Arginyl-tRNA-protein transferase 1 (ATE1) catalyses N-terminal protein arginylation, a post-translational modification implicated in cell migration, invasion and the cellular stress response. Herein, we report that ATE1 is overexpressed in NRAS-mutant melanomas, while it is downregulated in BRAF-mutant melanomas. ATE1 expression was higher in metastatic tumours, compared with primary tumours. Consistent with these findings, ATE1 depletion reduced melanoma cell viability, migration and colony formation. Reduced ATE1 expression also affected cell responses to mTOR and MEK inhibitors and to serum deprivation. Among putative ATE1 substrates is the tumour suppressor AXIN1, pointing to the possibility that ATE1 may fine-tune AXIN1 function in melanoma. Our findings highlight an unexpected role for ATE1 in melanoma cell aggressiveness and suggest that ATE1 constitutes a potential new therapeutic target.

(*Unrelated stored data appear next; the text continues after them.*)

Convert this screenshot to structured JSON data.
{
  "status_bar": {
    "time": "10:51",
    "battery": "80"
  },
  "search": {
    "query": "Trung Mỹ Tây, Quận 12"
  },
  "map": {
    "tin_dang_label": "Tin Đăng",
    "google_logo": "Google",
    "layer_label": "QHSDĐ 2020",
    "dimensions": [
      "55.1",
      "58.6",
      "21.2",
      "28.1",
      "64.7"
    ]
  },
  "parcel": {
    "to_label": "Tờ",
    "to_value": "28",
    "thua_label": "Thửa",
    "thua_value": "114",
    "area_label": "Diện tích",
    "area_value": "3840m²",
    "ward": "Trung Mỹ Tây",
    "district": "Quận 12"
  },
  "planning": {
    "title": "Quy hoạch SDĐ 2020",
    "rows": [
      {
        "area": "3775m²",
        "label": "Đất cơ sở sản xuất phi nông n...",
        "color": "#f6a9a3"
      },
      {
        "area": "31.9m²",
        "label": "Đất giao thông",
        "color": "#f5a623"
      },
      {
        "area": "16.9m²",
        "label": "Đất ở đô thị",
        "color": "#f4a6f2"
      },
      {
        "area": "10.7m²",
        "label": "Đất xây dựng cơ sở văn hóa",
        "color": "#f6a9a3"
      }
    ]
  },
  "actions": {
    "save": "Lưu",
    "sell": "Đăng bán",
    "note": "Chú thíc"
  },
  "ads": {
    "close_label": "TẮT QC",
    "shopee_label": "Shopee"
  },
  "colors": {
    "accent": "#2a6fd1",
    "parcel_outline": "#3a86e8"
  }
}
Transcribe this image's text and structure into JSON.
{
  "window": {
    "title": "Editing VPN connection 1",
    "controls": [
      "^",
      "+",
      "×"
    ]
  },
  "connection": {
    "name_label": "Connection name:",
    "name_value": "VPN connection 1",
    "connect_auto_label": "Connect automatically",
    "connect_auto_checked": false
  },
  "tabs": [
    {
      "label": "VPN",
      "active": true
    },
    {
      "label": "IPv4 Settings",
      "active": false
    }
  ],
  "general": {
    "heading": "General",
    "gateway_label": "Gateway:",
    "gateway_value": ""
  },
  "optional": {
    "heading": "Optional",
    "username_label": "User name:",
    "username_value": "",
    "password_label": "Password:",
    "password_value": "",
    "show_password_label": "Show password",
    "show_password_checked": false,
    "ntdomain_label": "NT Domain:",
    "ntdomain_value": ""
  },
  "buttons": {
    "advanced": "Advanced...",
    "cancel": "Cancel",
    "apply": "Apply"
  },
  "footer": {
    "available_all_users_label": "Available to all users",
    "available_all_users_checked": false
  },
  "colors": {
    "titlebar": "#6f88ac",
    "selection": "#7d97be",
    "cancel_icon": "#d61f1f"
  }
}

精氨酰-tRNA 蛋白转移酶 1(ATE1)催化 N 端蛋白精氨酰化,这是一种参与细胞迁移、侵袭和细胞应激反应的翻译后修饰。在此,我们报告 ATE1 在NRAS 突变型黑色素瘤中过表达,而在 BRAF 突变型黑色素瘤中下调。与原发性肿瘤相比,ATE1 在转移性肿瘤中的表达更高。这些发现一致表明,ATE1 缺失减少了黑色素瘤细胞的活力、迁移和集落形成。减少 ATE1 的表达也影响了细胞对 mTOR 和 MEK 抑制剂以及血清剥夺的反应。AXIN1 是潜在的 ATE1 底物之一,这表明 ATE1 可能在黑色素瘤中精细调节 AXIN1 的功能。我们的研究结果强调了 ATE1 在黑色素瘤细胞侵袭性中的意外作用,并表明 ATE1 可能是一个新的潜在治疗靶点。